Speaking of newsroom error, I am amazed at WPXI's traffic coverage these days, with smoking cars and graphic explosions that look more like a video game than news to be taken seriously. But that's just it, isn't it? We are not being taken seriously. And perhaps it's because we do not demand to be.
I don't believe that the American people are as silly and inept as we are portrayed; but, then again, I'm having to convince people everyday that the black people you see on television are mostly fictions of a white suburban imagination and a fat paycheck (please see Robert Townsend's Hollywood Shuffle). I have to convince them that so-called "gangsta rap" is a complete fabrication, made up in some corporate boardroom somewhere.
Someone once told me that "we get the leadership we deserve." I rebelled against that belief in the past. But if we are to remain silent about the paltry leadership we have seen in this country -- and in the city of Pittsburgh -- then, yes, we will get the leadership we deserve. But I, for one, refuse to be represented by unintelligent, selfish, greedy and otherwise inept individuals who pass themselves off as "leaders" ... simply because 80 percent of the public does not vote, and at least half of those who do tend to be somewhat misinformed or misled.
I always hear preachers say, "Faith without works is dead." Well, Pittsburgh, I find it rather interesting that we scuttle about playing every game of chance we can think of -- from the Pennsylvania Lottery to our private card games, our bingo nights and even our Deal or No Deal -- but what we have yet to fully invest in is ourselves. Why not support the candidate you believe in?

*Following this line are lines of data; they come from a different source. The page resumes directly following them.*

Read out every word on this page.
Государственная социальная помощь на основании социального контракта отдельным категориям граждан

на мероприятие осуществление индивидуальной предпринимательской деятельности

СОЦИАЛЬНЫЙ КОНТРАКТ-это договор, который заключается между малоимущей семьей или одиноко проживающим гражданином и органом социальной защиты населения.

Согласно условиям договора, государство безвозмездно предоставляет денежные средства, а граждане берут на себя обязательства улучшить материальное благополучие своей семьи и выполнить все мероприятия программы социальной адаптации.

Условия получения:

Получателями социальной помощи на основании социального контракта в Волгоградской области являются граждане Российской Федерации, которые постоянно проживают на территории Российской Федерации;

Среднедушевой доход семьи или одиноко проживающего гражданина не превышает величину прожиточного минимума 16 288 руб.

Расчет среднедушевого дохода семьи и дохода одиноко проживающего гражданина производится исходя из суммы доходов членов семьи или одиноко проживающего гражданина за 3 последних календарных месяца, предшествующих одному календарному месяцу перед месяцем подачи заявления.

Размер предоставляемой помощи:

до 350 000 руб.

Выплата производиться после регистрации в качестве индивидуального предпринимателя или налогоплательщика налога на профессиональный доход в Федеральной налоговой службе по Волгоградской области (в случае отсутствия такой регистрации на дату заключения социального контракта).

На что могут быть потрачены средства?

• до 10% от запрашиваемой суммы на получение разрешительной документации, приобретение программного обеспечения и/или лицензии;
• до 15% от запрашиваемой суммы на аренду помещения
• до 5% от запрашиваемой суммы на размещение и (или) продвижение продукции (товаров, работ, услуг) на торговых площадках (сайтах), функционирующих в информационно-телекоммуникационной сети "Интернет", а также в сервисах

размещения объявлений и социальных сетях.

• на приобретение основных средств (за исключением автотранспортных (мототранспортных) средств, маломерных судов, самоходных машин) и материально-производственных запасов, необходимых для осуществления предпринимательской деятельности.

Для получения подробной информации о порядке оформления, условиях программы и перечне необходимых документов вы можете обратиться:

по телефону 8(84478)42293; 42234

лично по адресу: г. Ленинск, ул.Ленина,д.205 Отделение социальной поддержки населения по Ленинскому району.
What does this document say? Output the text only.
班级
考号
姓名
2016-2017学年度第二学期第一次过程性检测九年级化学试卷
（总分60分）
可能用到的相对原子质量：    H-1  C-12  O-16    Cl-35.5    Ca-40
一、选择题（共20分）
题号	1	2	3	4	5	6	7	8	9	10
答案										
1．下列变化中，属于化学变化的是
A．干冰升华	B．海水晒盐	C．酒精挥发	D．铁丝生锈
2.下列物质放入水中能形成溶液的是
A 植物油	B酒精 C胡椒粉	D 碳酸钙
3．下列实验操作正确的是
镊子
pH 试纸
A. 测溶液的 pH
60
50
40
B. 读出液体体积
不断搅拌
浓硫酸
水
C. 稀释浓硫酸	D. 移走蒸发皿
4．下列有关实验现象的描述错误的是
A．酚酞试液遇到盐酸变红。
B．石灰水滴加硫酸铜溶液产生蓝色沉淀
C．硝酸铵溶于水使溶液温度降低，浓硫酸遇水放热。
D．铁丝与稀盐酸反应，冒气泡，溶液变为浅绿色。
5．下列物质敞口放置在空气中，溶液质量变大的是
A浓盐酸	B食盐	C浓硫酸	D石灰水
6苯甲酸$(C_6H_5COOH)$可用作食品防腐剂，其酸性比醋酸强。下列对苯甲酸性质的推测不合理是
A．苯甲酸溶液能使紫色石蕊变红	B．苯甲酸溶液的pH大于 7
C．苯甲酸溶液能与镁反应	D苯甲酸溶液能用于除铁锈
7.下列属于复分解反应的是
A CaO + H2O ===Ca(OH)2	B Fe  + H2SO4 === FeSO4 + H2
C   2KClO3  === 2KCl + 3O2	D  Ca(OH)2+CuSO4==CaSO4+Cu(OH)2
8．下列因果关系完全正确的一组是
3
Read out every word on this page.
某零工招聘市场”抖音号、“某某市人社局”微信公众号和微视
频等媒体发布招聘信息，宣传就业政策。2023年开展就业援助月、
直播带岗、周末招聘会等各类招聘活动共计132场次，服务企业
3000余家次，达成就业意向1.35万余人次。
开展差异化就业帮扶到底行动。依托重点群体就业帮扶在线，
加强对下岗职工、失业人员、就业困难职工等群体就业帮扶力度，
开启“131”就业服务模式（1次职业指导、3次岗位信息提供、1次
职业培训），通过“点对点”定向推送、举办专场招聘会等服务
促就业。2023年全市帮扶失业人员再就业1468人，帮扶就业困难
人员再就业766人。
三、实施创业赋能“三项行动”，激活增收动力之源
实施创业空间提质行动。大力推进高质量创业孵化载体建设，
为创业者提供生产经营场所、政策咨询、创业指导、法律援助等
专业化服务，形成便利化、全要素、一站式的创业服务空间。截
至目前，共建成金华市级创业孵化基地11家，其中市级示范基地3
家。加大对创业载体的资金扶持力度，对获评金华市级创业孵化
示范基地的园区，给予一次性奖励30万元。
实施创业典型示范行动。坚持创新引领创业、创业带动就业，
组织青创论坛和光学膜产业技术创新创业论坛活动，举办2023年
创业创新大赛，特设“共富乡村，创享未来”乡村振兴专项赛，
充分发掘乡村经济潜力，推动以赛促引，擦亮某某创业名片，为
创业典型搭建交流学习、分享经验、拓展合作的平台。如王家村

Why not simply write a letter, organize, organize, organize and make your voice heard for what you believe in?
We all learned in grade school that a body at rest stays at rest and a body in motion stays in motion. Our slots parlors prove we don't mind taking a chance ... but we do seem afraid to make a leap of faith, particularly when that faith resides in, and can be encompassed by, another human being. Instead of soaking in your own fear, apathy and further disengagement, why not take a leap of faith for yourself and our city-wide community?